Syrie : l’armée déclare désormais le camp d’al-Hol « zone sécuritaire fermée » et enferme 24.000 proches de jihadistes

Syrie : l’armée déclare désormais le camp d’al-Hol « zone sécuritaire fermée » et enferme 24.000 proches de jihadistes

L’armée syrienne a annoncé vendredi avoir proclamé le camp d’al-Hol, situé dans le nord-est de la Syrie et abritant des proches de jihadistes du groupe État islamique (Daech), « zone sécuritaire fermée », dans un contexte de fortes tensions sécuritaires et de détérioration humanitaire.

Ce camp, considéré comme le plus grand centre de détention de familles liées à Daech dans le pays, abrite environ 24.000 personnes. Parmi elles figurent près de 15.000 Syriens, mais aussi quelque 6.200 femmes et enfants étrangers originaires de 42 pays, dont plusieurs États européens et occidentaux.

Les forces syriennes avaient pris le contrôle du camp la semaine dernière, à la suite du retrait des forces kurdes, qui assuraient jusqu’alors sa gestion. Ce retrait, effectué sous pression politique et sécuritaire, a laissé place à un important vide sécuritaire.

Un ancien employé humanitaire, s’exprimant sous couvert d’anonymat, a confié à l’AFP que plusieurs détenus avaient profité de cette période de transition pour s’évader. Le nombre exact de fugitifs et leur nationalité restent inconnus, mais ces évasions suscitent de vives inquiétudes quant à une possible reconstitution de réseaux jihadistes.

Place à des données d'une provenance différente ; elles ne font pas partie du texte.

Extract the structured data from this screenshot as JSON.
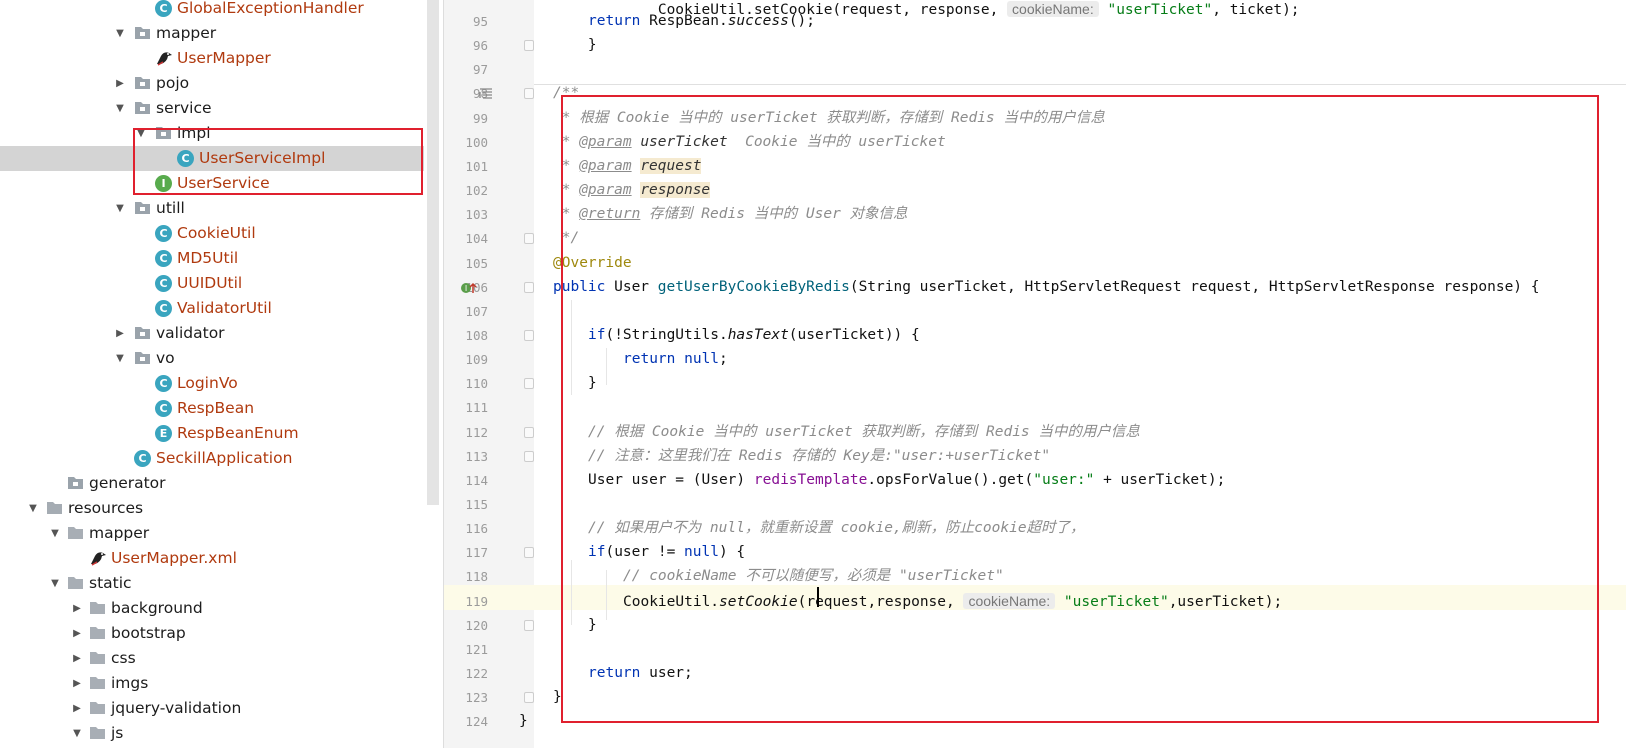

Les forces kurdes avaient été le fer de lance de la lutte contre Daech en Syrie, avec le soutien décisif de la coalition internationale menée par les États-Unis. Des milliers de combattants avaient été capturés et incarcérés dans des prisons, tandis que leurs familles étaient regroupées dans des camps comme al-Hol.

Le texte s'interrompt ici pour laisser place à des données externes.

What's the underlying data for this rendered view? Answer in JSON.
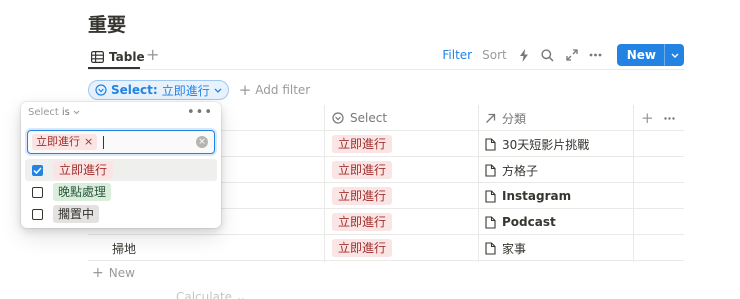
{
  "page": {
    "title": "重要"
  },
  "view": {
    "tab_label": "Table",
    "toolbar": {
      "filter_label": "Filter",
      "sort_label": "Sort",
      "new_label": "New"
    }
  },
  "filter": {
    "chip_prop": "Select:",
    "chip_value": "立即進行",
    "add_label": "Add filter"
  },
  "table": {
    "headers": {
      "select": "Select",
      "category": "分類"
    },
    "rows": [
      {
        "name": "",
        "select": "立即進行",
        "category": "30天短影片挑戰"
      },
      {
        "name": "",
        "select": "立即進行",
        "category": "方格子"
      },
      {
        "name": "",
        "select": "立即進行",
        "category": "Instagram"
      },
      {
        "name": "",
        "select": "立即進行",
        "category": "Podcast"
      },
      {
        "name": "掃地",
        "select": "立即進行",
        "category": "家事"
      }
    ],
    "new_label": "New",
    "calculate_label": "Calculate"
  },
  "popover": {
    "prop_label": "Select",
    "operator": "is",
    "selected_chip": "立即進行",
    "options": [
      {
        "label": "立即進行",
        "checked": true,
        "color": "red"
      },
      {
        "label": "晚點處理",
        "checked": false,
        "color": "green"
      },
      {
        "label": "擱置中",
        "checked": false,
        "color": "gray"
      }
    ]
  },
  "colors": {
    "accent": "#2383e2",
    "tag_red": "#fbe4e4",
    "tag_green": "#dbeddb",
    "tag_gray": "#e3e2e0"
  }
}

Face au risque d’évasions massives, Washington a entamé la semaine dernière le transfert de prisonniers vers l’Irak voisin. Selon l’armée américaine, jusqu’à 7.000 suspects de Daech pourraient être déplacés, parmi lesquels plusieurs ressortissants européens.

Dans le même temps, Daech a appelé ses partisans à lancer des opérations pour libérer les détenus d’al-Hol. Cet appel a été diffusé dans son organe de propagande hebdomadaire Al-Nabaa, selon le groupe SITE, spécialisé dans la surveillance des réseaux jihadistes.

Sur le plan humanitaire, la situation est jugée extrêmement préoccupante. Le Haut-Commissariat aux réfugiés de l’ONU (HCR), qui a repris la gestion du camp au début de l’année, a indiqué avoir rétabli récemment la distribution d’eau et de pain après plusieurs jours d’interruption.

Dans un communiqué publié vendredi, l’ONG Save The Children a alerté sur une « dégradation rapide » des conditions de vie dans le camp, évoquant des pénuries croissantes de nourriture, d’eau potable et de médicaments.

« Sans un accès humanitaire durable et des garanties de sécurité, al-Hol risque de devenir non seulement une catastrophe humanitaire, mais aussi un nouveau foyer d’instabilité régionale », a averti l’organisation.

Longtemps considéré comme une bombe à retardement, le camp d’al-Hol cristallise aujourd’hui l’un des dilemmes majeurs de l’après-Daech : entre impératifs sécuritaires, responsabilités internationales et abandon prolongé de milliers de femmes et d’enfants livrés à l’extrême précarité.